Voilà un paradoxe bien français aussi complexe que peut l’être un problème de mathématiques. D’un côté, la France peut s’enorgueillir d’être sur le podium des nations récompensées par la médaille Fields, le Nobel des mathématiques, avec 13 lauréats, d’avoir formé des dizaines de chercheurs dans ce domaine clé pour les innovations de demain, de disposer de structures reconnues pour leur excellence sur le plan international comme l’École normale supérieure de Paris ou l’institut Henri-Poincaré, et d’avoir donné à l’Histoire mondiale des sciences de grands noms comme Descartes, d’Alembert, Blaise Pascal, Condorcet ou plus près de nous Alexandre Grothendieck, Laurent Lafforgue ou Cédric Villani.

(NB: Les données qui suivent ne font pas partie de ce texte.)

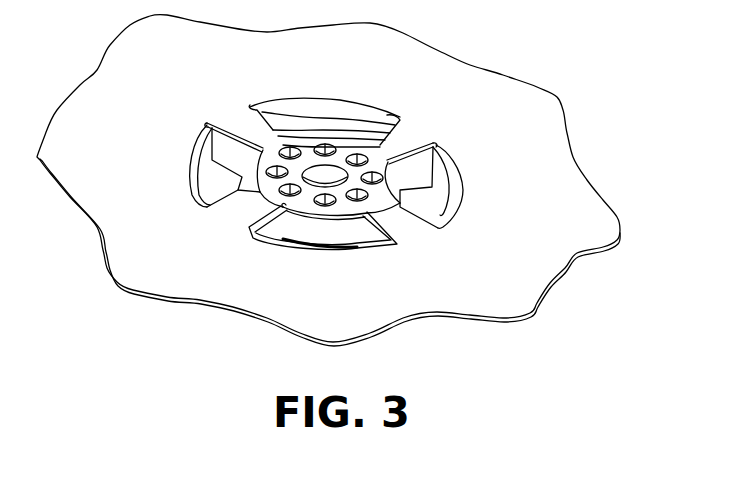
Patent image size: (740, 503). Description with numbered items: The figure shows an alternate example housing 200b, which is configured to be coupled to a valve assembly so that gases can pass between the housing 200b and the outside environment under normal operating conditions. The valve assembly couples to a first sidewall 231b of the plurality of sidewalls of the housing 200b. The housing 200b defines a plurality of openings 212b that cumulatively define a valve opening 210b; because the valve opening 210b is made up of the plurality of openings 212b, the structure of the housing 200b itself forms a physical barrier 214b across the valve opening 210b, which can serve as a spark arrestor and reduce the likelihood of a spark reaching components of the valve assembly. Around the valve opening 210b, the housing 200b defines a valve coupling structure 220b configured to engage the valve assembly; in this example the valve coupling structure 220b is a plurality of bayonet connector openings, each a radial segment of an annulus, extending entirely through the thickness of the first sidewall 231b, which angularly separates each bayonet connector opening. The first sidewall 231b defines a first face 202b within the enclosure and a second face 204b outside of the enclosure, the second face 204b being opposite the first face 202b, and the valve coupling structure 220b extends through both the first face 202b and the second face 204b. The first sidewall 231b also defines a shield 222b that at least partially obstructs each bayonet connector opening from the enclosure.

The housing 200b is at (533, 107).
The first face 202b is at (537, 305).
The second face 204b is at (565, 197).
The first sidewall 231b is at (423, 65).
The physical barrier 214b is at (308, 152).
The plurality of openings 212b is at (378, 175).
The shield 222b is at (427, 203).
The valve coupling structure 220b is at (362, 263).
The valve opening 210b is at (392, 213).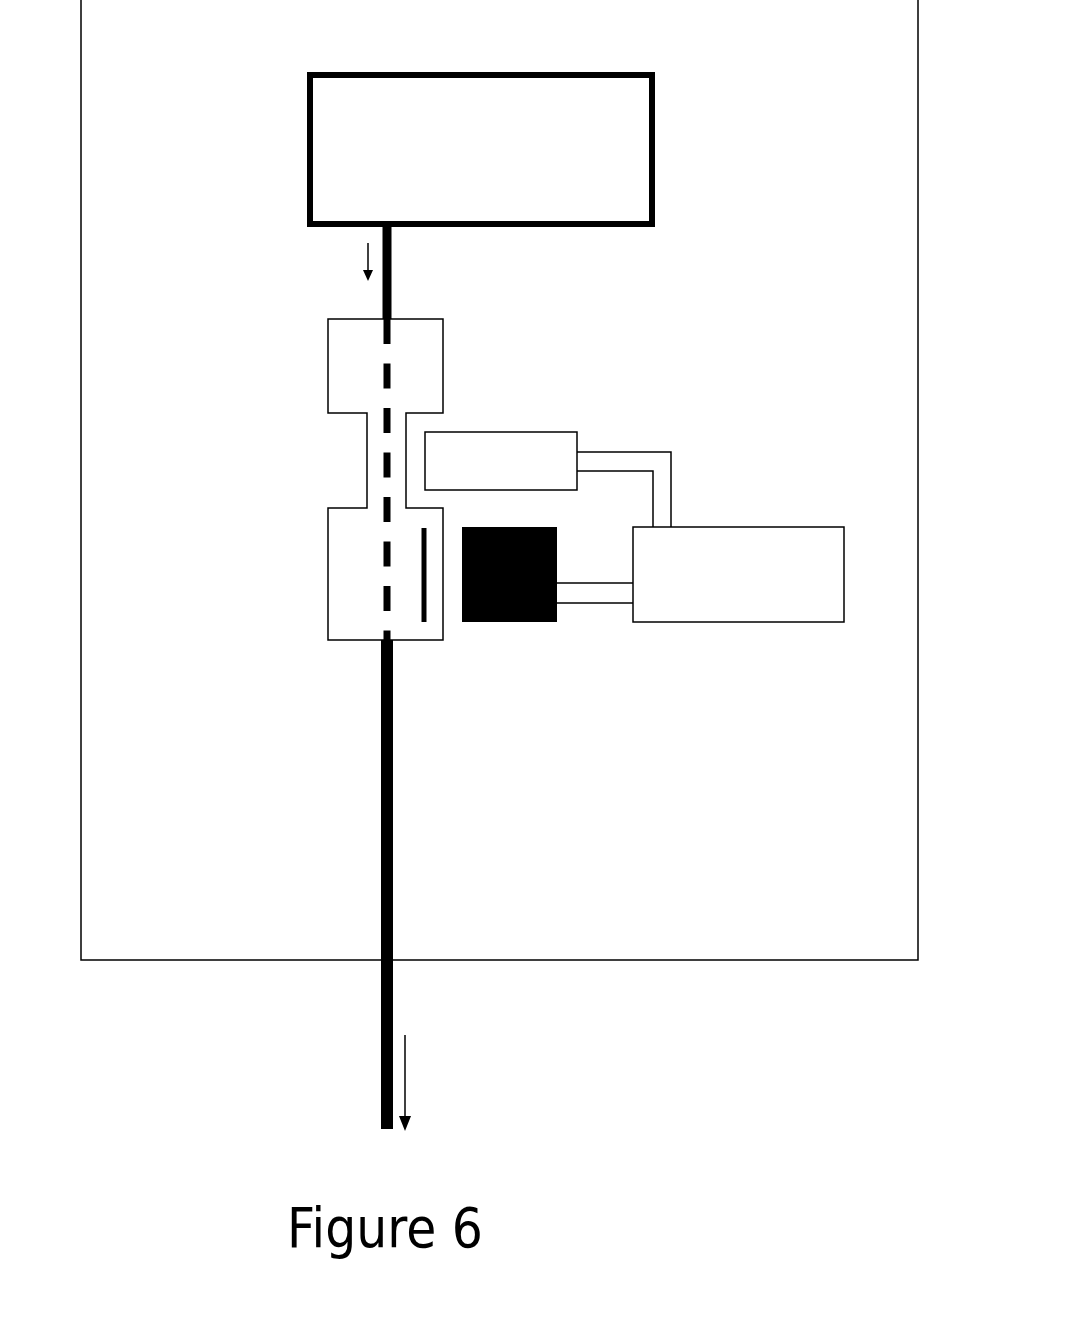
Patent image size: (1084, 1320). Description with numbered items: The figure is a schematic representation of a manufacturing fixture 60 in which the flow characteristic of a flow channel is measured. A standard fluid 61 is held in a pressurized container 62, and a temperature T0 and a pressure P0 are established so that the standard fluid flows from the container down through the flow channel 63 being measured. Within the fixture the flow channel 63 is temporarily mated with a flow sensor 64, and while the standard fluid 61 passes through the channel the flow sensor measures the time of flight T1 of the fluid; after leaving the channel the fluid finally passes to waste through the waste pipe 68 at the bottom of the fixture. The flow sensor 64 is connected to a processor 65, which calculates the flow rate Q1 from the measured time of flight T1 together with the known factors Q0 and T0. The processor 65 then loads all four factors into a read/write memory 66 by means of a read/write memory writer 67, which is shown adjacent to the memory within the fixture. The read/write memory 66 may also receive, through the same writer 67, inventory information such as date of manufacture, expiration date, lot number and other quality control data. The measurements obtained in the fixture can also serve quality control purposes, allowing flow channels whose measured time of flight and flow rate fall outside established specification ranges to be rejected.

The manufacturing fixture 60 is at (812, 55).
The standard fluid 61 is at (472, 188).
The pressurized container 62 is at (655, 208).
The flow channel 63 is at (389, 376).
The flow sensor 64 is at (477, 438).
The processor 65 is at (671, 622).
The read/write memory 66 is at (422, 593).
The read/write memory writer 67 is at (482, 622).
The waste pipe 68 is at (393, 828).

Et d’un autre côté la France se distingue par des résultats calamiteux dans les classements internationaux des performances scolaires. Dans la dernière évaluation scientifique TIMSS publiée en 2019, ou encore le fameux classement PISA, la France est en queue de peloton : en CM1, le score de 485 points en mathématiques place la France loin derrière ses voisins européens (527 points en moyenne) ou les pays de l’OCDE (529). Comme si les élèves français avaient perdu une année d’enseignement... Des résultats catastrophiques corroborés par les propres évaluations françaises qui montrent une baisse inquiétante du niveau : moins 17 points en entre 2014 et 2019 et 42,4 % des élèves qui ont une maîtrise fragile des mathématiques, voire de grandes difficultés.

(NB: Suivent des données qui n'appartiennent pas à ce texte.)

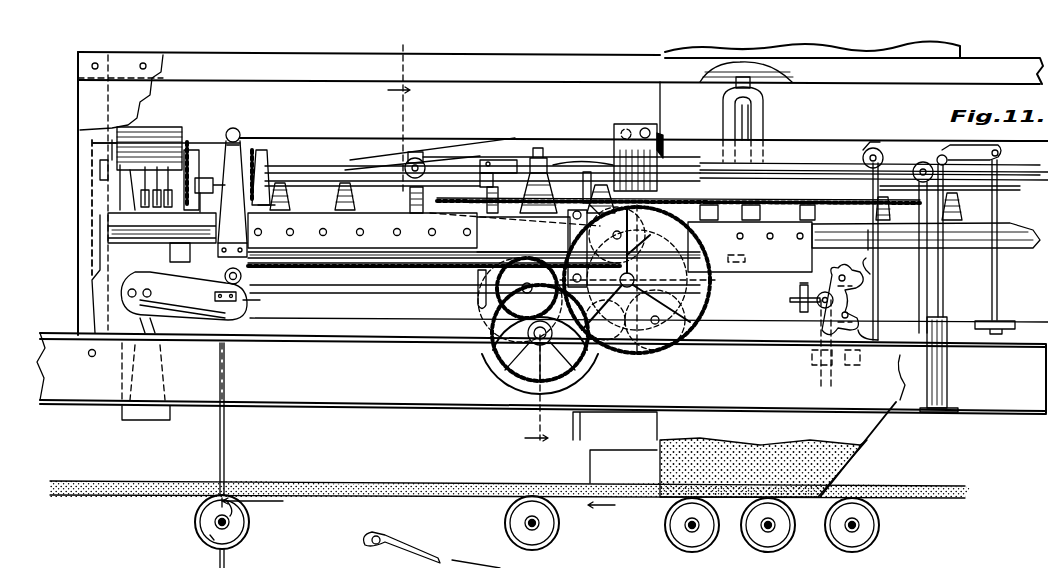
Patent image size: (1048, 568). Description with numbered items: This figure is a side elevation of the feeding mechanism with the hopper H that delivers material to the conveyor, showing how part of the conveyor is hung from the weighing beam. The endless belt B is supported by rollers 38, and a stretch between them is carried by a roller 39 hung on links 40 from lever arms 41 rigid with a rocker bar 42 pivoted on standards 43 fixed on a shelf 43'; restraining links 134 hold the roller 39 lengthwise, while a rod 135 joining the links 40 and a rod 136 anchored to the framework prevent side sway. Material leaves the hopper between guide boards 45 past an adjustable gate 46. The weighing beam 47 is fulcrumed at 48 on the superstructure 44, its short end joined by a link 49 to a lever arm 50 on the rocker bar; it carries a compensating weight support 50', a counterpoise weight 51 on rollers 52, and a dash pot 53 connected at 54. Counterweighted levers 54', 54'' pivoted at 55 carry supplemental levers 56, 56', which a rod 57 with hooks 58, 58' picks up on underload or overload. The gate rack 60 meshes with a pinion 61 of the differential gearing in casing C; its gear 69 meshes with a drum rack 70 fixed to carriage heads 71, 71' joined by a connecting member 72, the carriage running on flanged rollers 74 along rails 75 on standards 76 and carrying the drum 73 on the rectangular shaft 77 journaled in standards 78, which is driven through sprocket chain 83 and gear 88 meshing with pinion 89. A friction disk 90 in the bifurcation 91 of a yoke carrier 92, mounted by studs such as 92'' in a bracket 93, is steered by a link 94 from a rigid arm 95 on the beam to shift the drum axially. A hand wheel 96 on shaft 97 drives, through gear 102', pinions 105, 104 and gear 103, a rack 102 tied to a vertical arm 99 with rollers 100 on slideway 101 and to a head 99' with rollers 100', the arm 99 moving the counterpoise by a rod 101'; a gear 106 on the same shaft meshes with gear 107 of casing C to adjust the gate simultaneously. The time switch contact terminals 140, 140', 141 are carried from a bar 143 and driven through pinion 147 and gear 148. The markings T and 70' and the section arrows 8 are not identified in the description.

The table frame T is at (115, 141).
The contact terminal 141 is at (150, 130).
The gear 148 is at (194, 163).
The contact terminal 140 is at (182, 157).
The contact terminal 140' is at (161, 151).
The bar 143 is at (165, 222).
The pinion 147 is at (185, 225).
The vertical arm 99 is at (188, 226).
The flanged rollers 100 is at (235, 254).
The pinion 89 is at (248, 153).
The gear 88 is at (262, 180).
The standards 78 is at (262, 172).
The shaft 77 is at (340, 166).
The rails 75 is at (363, 180).
The drum 73 is at (448, 150).
The rod 101' is at (559, 134).
The carriage head 71 is at (397, 137).
The flanged rollers 74 is at (405, 162).
The connecting member 72 is at (485, 165).
The fulcrum 48 is at (538, 148).
The weighing beam 47 is at (592, 140).
The rollers 100' is at (500, 176).
The rollers 52 is at (645, 128).
The counterpoise weight 51 is at (664, 142).
The bracket 93 is at (725, 122).
The yoke shaped carrier 92 is at (765, 112).
The bifurcation 91 is at (762, 103).
The friction disk 90 is at (763, 130).
The carriage head 71' is at (910, 219).
The dash pot connection 54 is at (956, 217).
The standards 76 is at (286, 194).
The section line 8 is at (470, 249).
The slideway 101 is at (424, 230).
The rack 102 is at (358, 263).
The rigid arm 95 is at (540, 229).
The head 99' is at (570, 246).
The link 49 is at (477, 280).
The gear 103 is at (470, 290).
The lever arm 50 is at (407, 342).
The gear 69 is at (700, 320).
The link 94 is at (693, 262).
The gear 107 is at (700, 305).
The rack 60 is at (690, 336).
The pinion 61 is at (632, 348).
The gear 106 is at (680, 352).
The hand wheel 96 is at (570, 372).
The shaft 97 is at (558, 378).
The intermediate pinion 105 is at (497, 335).
The intermediate pinion 104 is at (488, 318).
The gear 102' is at (478, 374).
The casing C is at (750, 247).
The counterweighted lever 54' is at (802, 265).
The rack 70 is at (705, 212).
The stud 92'' is at (772, 212).
The pawl 70' is at (824, 212).
The superstructure 44 is at (1000, 232).
The rod 57 is at (878, 296).
The hook 58 is at (882, 265).
The hook 58' is at (883, 329).
The pivot 55 is at (795, 302).
The counterweighted lever 56 is at (841, 292).
The counterweighted lever 54'' is at (804, 345).
The counterweighted lever 56' is at (842, 367).
The compensating weight support 50' is at (1003, 307).
The dash pot 53 is at (953, 355).
The lever arms 41 is at (184, 296).
The rocker bar 42 is at (168, 292).
The standards 43 is at (121, 321).
The shelf 43' is at (146, 422).
The links 40 is at (226, 432).
The sprocket chain 83 is at (92, 233).
The restraining links 134 is at (282, 488).
The hopper H is at (665, 50).
The guide boards 45 is at (592, 450).
The adjustable gate 46 is at (658, 460).
The roller 39 is at (250, 520).
The endless belt B is at (325, 503).
The rollers 38 is at (560, 523).
The rod 136 is at (205, 567).
The rod 135 is at (232, 564).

Les raisons de cette chute française sont évidemment complexes, multiples, parfois lointaines, entre formation insuffisante de professeurs parfois en souffrance, modifications trop fréquente des programmes – les mathématiques sont devenues facultatives à partir de la première – manque de moyens et aussi développement d’un sentiment d’autodépréciation très répandu, tant chez les élèves que chez les adultes alors que les maths restent l’une des clés pour accéder aux études et aux écoles les plus recherchées… Autant de dysfonctionnements relevés par le rapport Villani-Torossian qui a proposé, en 2018, 21 mesures pour l’enseignement des mathématiques.
Car il n’y a pas de fatalité. Si les maths font encore peur, une majorité d’élèves se dit intéressée par la matière, qui, débarrassée de ses clichés, donne les clés et des méthodes pour comprendre le monde d’aujourd’hui et penser celui de demain. Retrouver le goût des sciences et la bosse des maths est, dès lors, à notre portée et doit être une priorité.